The move is the most recent example of BBVA deploying some of the $11.6bn it netted from selling its US assets to PNC this year. The bank is also carrying out a previously announced €3.5bn share buyback, one of the largest in Europe, over the next 12 months.

“We are selling at a very, very attractive price in the US and we are buying at a very, very attractive price in Turkey,” Carlos Torres Vila, BBVA’s executive chair, told the Financial Times. “We are selling at 20 times earnings in the US; we are buying at 3.6 times earnings in Turkey.” He added that Garanti’s 20 per cent market share in Turkey compared with just 4 per cent for the assets BBVA sold in the US.

The deal takes place against a steep slide in value of the Turkish lira, whose purchasing power in euros has tumbled to about a quarter of what it was in November 2014, when BBVA agreed to pay €2bn for a 14.89 per cent stake in Garanti, a transaction that was completed in 2015.

Torres referred to the purchase price for the rest of Garanti as “very attractive”, emphasising Turkey’s status as a “strategic market” for BBVA. “This deal is not predicated on any change of environment,” he said of Turkey’s macroeconomic factors. “If there is any improved macro, that would be a bonus.”

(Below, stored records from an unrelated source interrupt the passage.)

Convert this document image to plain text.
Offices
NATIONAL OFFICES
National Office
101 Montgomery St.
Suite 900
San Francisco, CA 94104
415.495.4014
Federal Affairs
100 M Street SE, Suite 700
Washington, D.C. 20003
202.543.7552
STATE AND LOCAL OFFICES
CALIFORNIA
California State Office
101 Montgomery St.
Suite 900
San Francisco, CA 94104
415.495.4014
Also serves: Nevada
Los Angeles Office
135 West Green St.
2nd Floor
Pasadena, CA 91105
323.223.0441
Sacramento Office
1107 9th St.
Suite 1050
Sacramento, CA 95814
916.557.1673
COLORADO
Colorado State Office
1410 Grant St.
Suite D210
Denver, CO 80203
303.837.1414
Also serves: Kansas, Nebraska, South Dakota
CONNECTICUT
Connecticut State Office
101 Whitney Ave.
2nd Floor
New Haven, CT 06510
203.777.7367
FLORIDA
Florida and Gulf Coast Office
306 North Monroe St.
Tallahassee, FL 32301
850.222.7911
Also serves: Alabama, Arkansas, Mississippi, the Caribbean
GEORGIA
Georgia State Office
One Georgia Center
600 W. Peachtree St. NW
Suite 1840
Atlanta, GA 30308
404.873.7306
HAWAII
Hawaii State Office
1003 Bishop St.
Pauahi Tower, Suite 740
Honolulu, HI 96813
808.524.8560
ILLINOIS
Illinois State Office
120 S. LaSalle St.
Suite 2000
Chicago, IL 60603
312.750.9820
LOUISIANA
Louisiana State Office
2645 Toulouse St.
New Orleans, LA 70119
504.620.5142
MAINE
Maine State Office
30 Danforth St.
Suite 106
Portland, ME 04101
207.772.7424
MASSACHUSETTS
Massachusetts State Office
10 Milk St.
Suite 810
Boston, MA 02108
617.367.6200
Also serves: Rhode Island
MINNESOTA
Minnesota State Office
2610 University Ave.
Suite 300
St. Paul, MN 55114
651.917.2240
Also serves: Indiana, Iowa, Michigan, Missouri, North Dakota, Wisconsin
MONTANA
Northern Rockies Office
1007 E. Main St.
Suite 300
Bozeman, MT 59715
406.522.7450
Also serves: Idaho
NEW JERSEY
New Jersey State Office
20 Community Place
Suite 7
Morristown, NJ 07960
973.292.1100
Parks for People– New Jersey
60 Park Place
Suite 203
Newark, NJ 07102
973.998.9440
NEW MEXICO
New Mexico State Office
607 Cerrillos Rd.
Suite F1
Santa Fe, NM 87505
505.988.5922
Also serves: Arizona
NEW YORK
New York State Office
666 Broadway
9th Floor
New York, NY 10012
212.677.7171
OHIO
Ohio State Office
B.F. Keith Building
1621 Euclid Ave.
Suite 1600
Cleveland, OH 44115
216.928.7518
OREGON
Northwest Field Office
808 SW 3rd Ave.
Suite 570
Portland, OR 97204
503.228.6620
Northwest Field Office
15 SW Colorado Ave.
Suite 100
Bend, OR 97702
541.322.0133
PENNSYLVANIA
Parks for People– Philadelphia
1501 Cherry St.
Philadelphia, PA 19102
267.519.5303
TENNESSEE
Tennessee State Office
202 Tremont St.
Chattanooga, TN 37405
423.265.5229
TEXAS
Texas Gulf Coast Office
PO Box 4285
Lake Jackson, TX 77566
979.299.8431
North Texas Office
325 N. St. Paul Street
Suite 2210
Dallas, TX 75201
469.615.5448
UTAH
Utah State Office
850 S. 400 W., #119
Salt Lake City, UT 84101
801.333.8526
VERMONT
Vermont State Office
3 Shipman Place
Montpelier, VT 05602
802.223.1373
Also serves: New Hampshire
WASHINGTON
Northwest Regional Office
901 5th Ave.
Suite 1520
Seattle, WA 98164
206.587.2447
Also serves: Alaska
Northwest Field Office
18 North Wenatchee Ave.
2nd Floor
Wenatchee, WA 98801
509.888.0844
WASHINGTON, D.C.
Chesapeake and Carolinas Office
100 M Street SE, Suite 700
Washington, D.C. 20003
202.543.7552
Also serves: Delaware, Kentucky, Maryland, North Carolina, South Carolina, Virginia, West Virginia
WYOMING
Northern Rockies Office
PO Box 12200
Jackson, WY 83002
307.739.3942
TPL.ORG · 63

He added that, despite the lira’s devaluation, Garanti had produced an annual average of €1.2bn-€1.3bn in net profits over the past five years. “You look at half of that, that is what we are buying: we are buying asset flow of €600m, north of that, I would say.”

BBVA’s move contrasts with last week’s announcement by UniCredit that it would complete its exit from Turkey by March next year through selling its remaining 20 per cent stake in the private Turkish bank Yapi Kredi. The sale is part of a broader push by the Italian lender to focus on its core markets.

Garanti, which has more than 21,000 employees and 1,000 branches, says it is the most profitable bank in the country, with return on equity of 19.3 per cent and a non-performing loan ratio of 4 per cent.

BBVA has controlled Garanti’s board since the 2015 transaction. It had previously bought a 25 per cent stake in the Turkish lender in 2010 and that holding rose to 49.85 per cent in 2017.

Capturing the rest of Garanti, which BBVA expects to be completed in the first quarter of next year, would also allow all of the Turkish bank’s capital to be taken into account in calculating BBVA’s capital ratios.

Turkey’s BIST 100 share index enjoyed its best day since March 2020 after Monday’s announcement, rallying by 4 per cent as investors were cheered by a rare international show of confidence.

The country has suffered an exodus in foreign capital in recent years.

Short-term investors have fled stocks and bonds over concerns about management of Turkey’s $765bn economy under President Recep Tayyip Erdogan, who has repeatedly pressured the central bank to slash interest rates despite chronic double digit inflation.

New foreign direct investment has slumped to the lowest level of Erdogan’s 19 years in power as international business has been scared away not only by the volatile economic backdrop but also concerns about the erosion of the rule of law and Turkey’s deeply strained relations with the west.